Austin ISD will welcome more students in November despite rising COVID-19 cases in Central Texas

Austin

AUSTIN (KXAN) — Austin-Travis County Interim Health Authority Dr. Mark Escott warned Travis County commissioners about a possible second wave of COVID-19 cases in Central Texas, saying hospitalizations are currently increasing for people aged 40 and up.

Escott attributed this to younger people mingling with older generations, particularly those aged 10 to 29.

“We talked about the importance of those individuals not interacting with the older age groups, because we really need to protect them. Now we are seeing the effects of the transmission of disease between those age groups and certainly more concerning in terms of its impacts on our hospitalizations and fatalities,” Escott said.

This foreshadowing comes at a time when the Austin Independent School District is making preparations to allow even more students back on campus. Schools are sending letters to families, preparing them for Nov. 2, when secondary and high school students will begin transitioning between classes.

In a letter from Kealing Middle School, the science department told families these changes were being enacted to maintain Texas Education Agency funding. Last Monday, AISD superintendent Dr. Stephanie Elizalde said the TEA threatened to cut funding if the district didn’t ensure more teacher-student interactions.

“With each transition, students will be with a new teacher and a new group of students. Due to TEA guidelines, we are not able to keep students in small pods as we are currently doing on campus.”

Kealing Middle School message to families

The science department also said Zoom was still a major component of the plan despite more students returning, saying the goal was to “build community as a whole class through Zoom.”

In a separate email from the Kealing Middle School band department, the directors did not hesitate to outline the burden teachers will experience as they attempt to maintain a high level of simultaneous instruction to both in-person students and virtual ones.

“Due to the constraints of technology, it will be very difficult to simultaneously play music together. Thus, there is no benefit to receiving in person instruction while the majority of students are still participating in online learning,” Kealing band instructors Mr. Hinojosa and Mrs. DeVall wrote.

Parents KXAN spoke to shared both concerns for the level of instruction children are receiving as well as the mixed messages families are getting from the different schools in the district.
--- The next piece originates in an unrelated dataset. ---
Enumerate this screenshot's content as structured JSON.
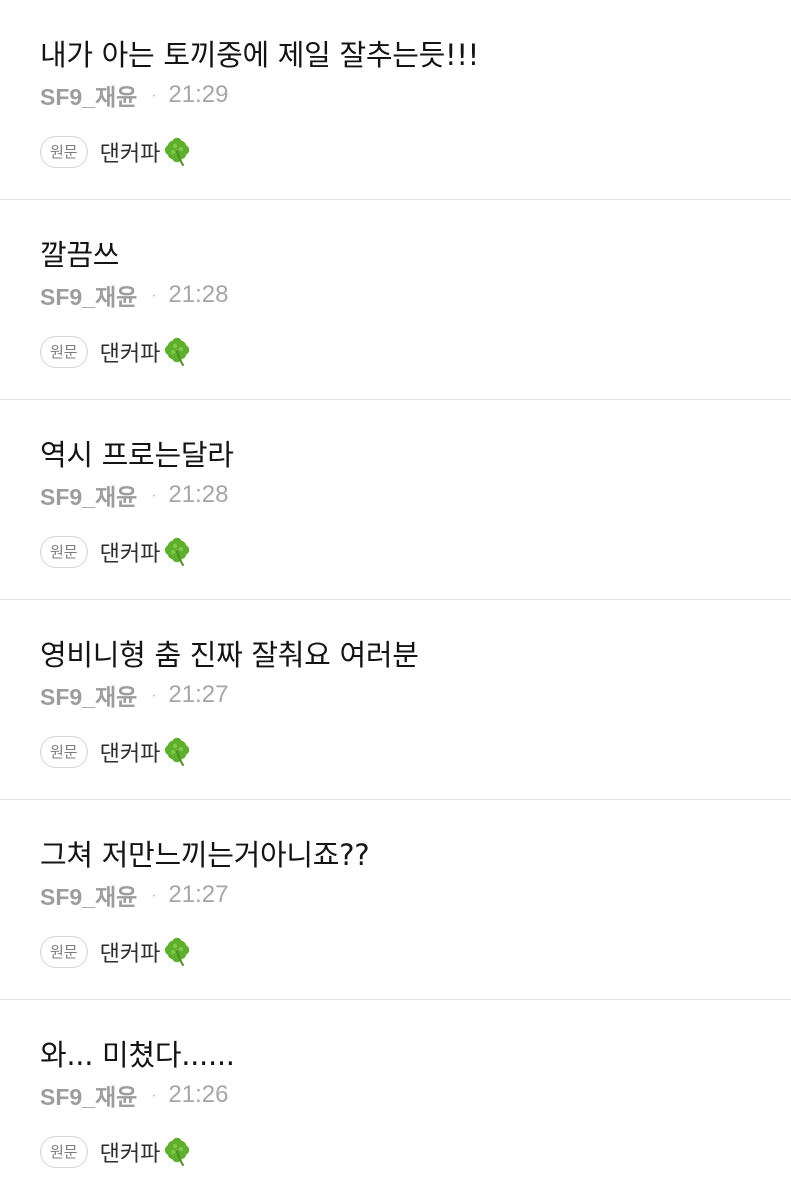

Elizalde has, for the most part, given authority to principals to make plans, level classes and work through issues at the campus level.

KXAN reached out to AISD about the plans moving forward in an attempt to clarify direction and messaging the district is providing to schools which in turn is being provided to families. Despite acknowledging the request, district officials have not directly provided an answer to this line of questioning.

This story will be updated when that response is received.

Administrators say they will send out a new survey to parents soon asking if they’ll want their children to attend class in-person or learn remotely come Nov. 2.